The learned justice was there treating of the authentication of testimony in an equity case. The matter of a bill of exceptions was not involved. Treating of the same language included in the section above quoted, in Henrichsen v. Smith, 29 Or. 475 (42 Pac. 486, 44 Pac. 496), this court in a per curiam opinion said:

‘ ‘ The act creating the office of official court reporter in this state provides that his notes, when transcribed and certified to by him as being correct, shall be deemed prima facie so (Laws 1889, p. 144,) but it is not provided that such report shall be sufficient evidence from which the successor of the judge who tried the action shall settle and sign a hill of exceptions. The exceptions, when signed, import absolute verity, and, in the absence of a statute declaring the report and certificate of the official reporter of that high character, it would be difficult indeed, in case of a disputed issue of fact, for a judge who had not heard or given attention to the trial of an action to so certify. ’ ’

The result to be extracted from all these rulings is that the transcription of the reporter’s notes, certified by him, constitutes material from which a bill of exceptions may be compiled; but it was never the intention of any of the legislation or of the decisions up to *124this time that the reporter should supersede the judge in authority in the construction of the bill. The only exception to this is the one already noted, based upon a dispute between counsel and the court respecting the truth of the statement of the exception. The reporter’s certificate indicates only prima facie correctness. It does not import absolute verity.

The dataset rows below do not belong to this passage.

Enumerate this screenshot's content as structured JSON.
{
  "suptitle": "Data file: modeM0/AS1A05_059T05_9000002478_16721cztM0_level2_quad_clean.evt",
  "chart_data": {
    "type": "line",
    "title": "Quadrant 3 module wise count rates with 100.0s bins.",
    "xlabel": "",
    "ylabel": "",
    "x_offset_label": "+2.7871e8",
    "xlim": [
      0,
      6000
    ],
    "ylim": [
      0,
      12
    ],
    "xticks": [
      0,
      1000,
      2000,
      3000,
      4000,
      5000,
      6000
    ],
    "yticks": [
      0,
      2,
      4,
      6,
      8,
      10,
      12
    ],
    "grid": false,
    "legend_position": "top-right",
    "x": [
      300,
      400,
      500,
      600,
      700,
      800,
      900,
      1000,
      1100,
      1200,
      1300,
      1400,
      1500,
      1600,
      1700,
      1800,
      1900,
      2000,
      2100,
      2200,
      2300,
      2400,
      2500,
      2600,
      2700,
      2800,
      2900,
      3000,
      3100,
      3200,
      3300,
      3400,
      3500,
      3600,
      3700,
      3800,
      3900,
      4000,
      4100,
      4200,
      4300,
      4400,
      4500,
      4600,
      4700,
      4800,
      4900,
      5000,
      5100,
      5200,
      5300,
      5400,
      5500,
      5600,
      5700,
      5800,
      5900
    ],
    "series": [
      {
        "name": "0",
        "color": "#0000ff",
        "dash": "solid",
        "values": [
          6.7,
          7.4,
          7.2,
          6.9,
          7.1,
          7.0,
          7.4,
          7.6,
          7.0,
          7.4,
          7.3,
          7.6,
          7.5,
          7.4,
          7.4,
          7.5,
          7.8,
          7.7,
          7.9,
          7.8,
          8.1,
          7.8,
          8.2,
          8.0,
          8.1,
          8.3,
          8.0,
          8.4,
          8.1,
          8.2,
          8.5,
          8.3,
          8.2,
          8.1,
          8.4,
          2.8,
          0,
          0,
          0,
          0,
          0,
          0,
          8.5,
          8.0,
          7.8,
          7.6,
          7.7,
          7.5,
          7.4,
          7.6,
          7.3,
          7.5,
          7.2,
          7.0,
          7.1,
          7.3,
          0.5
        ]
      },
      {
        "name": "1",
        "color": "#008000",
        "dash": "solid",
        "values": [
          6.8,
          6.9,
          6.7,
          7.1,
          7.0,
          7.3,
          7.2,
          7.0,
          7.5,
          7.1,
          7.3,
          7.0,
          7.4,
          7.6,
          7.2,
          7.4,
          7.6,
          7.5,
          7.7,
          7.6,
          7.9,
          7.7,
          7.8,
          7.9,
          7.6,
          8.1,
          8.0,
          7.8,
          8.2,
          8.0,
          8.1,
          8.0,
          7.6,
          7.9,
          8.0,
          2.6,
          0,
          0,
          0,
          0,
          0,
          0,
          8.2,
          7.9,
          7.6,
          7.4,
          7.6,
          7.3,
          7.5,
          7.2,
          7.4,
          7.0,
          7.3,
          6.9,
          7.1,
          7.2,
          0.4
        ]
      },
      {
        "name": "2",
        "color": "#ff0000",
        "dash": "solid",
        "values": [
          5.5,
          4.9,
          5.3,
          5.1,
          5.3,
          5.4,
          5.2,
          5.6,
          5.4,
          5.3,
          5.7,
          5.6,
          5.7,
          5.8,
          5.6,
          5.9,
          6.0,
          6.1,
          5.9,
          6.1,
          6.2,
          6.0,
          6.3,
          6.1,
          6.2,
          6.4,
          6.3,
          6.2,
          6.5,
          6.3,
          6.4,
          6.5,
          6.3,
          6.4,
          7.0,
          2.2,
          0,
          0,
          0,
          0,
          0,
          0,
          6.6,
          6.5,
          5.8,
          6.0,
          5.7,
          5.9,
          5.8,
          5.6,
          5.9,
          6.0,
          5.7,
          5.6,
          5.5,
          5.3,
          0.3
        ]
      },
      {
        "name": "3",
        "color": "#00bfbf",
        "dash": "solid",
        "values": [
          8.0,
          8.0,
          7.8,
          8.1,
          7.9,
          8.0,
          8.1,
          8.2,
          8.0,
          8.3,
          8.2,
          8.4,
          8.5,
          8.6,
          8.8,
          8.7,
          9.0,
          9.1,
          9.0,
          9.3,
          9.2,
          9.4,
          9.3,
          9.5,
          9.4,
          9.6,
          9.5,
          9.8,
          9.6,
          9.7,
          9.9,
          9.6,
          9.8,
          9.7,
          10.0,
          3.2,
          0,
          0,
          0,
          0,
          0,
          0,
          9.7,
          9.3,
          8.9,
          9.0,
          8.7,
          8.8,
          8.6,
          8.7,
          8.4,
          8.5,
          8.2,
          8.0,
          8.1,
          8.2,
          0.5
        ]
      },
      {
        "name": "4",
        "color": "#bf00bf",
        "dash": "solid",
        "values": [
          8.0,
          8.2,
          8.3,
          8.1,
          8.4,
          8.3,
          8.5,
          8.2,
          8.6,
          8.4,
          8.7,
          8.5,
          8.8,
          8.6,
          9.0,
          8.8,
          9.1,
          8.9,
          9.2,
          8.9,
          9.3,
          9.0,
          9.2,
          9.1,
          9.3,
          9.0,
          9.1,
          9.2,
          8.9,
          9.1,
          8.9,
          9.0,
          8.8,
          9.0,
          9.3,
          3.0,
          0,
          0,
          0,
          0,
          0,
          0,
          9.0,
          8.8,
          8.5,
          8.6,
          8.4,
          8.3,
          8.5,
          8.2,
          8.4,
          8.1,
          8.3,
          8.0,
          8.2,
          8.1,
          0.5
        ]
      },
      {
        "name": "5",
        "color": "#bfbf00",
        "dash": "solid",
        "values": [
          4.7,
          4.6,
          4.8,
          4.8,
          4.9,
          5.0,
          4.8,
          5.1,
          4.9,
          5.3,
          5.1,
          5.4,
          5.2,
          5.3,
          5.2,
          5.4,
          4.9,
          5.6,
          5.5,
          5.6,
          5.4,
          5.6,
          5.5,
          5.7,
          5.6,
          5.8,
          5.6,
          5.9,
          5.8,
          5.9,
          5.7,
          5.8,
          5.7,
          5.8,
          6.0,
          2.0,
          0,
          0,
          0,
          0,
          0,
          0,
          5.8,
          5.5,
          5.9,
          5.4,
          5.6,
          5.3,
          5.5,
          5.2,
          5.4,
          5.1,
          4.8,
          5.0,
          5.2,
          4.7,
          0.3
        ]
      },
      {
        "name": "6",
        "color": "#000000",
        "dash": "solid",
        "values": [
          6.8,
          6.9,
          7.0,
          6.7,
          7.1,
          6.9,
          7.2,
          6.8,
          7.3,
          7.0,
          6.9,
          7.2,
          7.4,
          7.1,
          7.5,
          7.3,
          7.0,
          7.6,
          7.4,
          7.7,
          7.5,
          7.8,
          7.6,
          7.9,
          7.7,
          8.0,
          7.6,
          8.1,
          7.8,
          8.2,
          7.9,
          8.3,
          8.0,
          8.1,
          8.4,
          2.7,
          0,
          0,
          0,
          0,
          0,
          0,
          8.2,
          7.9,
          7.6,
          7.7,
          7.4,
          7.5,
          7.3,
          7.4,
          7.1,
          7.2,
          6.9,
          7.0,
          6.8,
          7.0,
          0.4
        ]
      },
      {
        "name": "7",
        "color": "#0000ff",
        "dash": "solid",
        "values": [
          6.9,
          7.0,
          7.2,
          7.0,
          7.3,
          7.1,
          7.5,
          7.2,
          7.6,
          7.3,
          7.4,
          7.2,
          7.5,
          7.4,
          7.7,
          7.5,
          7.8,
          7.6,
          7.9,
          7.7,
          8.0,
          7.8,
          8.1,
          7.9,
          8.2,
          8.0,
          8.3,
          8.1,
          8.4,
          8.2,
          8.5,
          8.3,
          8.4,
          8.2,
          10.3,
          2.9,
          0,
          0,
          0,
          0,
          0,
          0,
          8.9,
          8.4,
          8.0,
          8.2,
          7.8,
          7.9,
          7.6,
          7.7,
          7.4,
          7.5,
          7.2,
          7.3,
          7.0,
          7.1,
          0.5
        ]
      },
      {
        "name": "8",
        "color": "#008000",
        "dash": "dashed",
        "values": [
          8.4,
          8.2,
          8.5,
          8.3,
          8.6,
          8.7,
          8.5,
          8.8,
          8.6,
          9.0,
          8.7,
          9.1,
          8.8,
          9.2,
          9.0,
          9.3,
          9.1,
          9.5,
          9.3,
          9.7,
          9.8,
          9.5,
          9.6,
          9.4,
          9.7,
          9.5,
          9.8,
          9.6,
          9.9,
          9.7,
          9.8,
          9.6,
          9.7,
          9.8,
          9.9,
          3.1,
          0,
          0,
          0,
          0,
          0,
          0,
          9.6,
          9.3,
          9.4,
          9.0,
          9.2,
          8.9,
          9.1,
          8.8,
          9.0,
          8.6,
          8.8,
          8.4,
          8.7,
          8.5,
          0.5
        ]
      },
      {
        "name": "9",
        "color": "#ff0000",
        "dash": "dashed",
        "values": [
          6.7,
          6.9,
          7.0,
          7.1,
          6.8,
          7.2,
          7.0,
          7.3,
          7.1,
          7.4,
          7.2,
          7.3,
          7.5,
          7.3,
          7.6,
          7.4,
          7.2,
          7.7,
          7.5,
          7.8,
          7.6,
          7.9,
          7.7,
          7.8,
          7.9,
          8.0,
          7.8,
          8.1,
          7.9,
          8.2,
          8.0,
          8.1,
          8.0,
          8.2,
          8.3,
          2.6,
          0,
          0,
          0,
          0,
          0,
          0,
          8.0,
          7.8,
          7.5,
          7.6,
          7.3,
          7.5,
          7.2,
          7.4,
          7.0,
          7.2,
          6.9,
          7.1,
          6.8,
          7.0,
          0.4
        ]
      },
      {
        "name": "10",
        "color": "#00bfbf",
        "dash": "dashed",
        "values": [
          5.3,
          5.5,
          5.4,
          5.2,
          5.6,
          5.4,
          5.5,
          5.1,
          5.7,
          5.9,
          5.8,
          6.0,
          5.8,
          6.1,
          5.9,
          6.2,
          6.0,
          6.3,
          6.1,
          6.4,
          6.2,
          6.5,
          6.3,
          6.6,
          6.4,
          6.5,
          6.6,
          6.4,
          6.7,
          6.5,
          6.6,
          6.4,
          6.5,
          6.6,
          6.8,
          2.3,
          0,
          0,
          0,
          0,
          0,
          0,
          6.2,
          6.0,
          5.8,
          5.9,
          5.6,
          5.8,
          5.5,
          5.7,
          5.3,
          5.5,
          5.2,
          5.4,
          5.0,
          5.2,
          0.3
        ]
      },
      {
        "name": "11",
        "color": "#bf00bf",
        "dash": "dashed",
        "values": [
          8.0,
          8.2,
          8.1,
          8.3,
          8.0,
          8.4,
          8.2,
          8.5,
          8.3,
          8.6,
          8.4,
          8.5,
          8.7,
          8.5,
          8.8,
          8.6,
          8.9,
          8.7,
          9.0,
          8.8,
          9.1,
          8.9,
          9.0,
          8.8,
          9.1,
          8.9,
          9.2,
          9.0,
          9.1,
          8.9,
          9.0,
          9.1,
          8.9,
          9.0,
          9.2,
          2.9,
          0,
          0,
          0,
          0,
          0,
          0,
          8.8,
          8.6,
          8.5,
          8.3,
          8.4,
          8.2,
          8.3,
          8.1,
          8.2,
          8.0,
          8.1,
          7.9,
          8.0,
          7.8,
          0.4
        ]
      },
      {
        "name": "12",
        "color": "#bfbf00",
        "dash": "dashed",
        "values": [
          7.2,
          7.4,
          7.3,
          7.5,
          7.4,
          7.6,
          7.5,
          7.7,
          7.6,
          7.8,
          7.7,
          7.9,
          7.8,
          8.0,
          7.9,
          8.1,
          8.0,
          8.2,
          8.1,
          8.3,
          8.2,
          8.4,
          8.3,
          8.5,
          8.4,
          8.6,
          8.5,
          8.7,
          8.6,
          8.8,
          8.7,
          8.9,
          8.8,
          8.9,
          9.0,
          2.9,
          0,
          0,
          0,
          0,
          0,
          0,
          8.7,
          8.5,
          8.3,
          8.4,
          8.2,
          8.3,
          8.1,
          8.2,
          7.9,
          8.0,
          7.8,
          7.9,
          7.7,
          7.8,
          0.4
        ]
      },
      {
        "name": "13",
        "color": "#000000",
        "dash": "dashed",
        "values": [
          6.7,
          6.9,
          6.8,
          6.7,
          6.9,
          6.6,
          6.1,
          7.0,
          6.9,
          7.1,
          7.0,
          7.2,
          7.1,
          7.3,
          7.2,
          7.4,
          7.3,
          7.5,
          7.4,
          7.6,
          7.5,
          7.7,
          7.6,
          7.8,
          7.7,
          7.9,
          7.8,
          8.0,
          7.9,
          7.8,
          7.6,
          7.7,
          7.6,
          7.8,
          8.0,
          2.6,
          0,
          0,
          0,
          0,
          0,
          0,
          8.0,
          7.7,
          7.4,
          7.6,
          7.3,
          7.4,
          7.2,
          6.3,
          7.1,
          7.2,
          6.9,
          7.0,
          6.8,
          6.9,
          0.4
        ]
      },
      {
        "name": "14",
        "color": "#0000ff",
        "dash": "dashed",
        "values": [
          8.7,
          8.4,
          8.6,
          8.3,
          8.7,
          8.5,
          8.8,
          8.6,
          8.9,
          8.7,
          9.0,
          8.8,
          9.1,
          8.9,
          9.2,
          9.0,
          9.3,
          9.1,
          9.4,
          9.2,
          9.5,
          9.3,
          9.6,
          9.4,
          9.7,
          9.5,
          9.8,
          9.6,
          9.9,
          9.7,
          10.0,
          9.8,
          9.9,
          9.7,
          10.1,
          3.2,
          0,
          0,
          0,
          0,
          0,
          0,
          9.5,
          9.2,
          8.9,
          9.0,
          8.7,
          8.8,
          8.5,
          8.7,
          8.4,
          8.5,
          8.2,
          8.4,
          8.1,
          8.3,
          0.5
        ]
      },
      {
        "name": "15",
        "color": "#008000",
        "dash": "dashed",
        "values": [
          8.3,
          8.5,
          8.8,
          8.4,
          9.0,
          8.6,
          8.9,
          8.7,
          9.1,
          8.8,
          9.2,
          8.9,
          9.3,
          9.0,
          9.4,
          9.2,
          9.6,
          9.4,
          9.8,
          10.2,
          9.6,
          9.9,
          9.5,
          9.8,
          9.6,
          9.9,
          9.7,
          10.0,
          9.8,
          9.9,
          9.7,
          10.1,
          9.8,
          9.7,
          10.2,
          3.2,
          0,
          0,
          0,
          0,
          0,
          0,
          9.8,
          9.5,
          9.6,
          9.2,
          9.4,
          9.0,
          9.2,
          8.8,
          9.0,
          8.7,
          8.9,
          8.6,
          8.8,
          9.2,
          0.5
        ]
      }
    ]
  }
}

The latter result can be accomplished only by the authentication of the trial judge.

4. It may be remarked in passing that the bill in the present instance was settled by a judge who did not try the case. It would seem from a proper construction of Section 932, L. O. L., that this could not be done except in the case of the death, resignation or expiration of the term of office, or other vacancy in the office from any cause, of the judge before whom the hearing was had; which is not made to appear in the present instance. We do not decide this point, however, in the present case, because we find appended to the bill of exceptions an acceptance of service signed by the attorneys for the plaintiff, in which they ‘ ‘ agree not to object to any judge signing the proposed bill of exceptions on the ground that it should have been signed by the judge who tried the case.”

For the reasons indicated, however, and for lack of authentication of the report of the testimony by the trial judge, the bill of exceptions in the record is not sufficient to raise the questions involved in the motions already mentioned.

The result is that the judgment of the Circuit Court must be affirmed. Affirmed. Rehearing Denied.

McBride, C. J., and Benson and Harris, JJ., concur.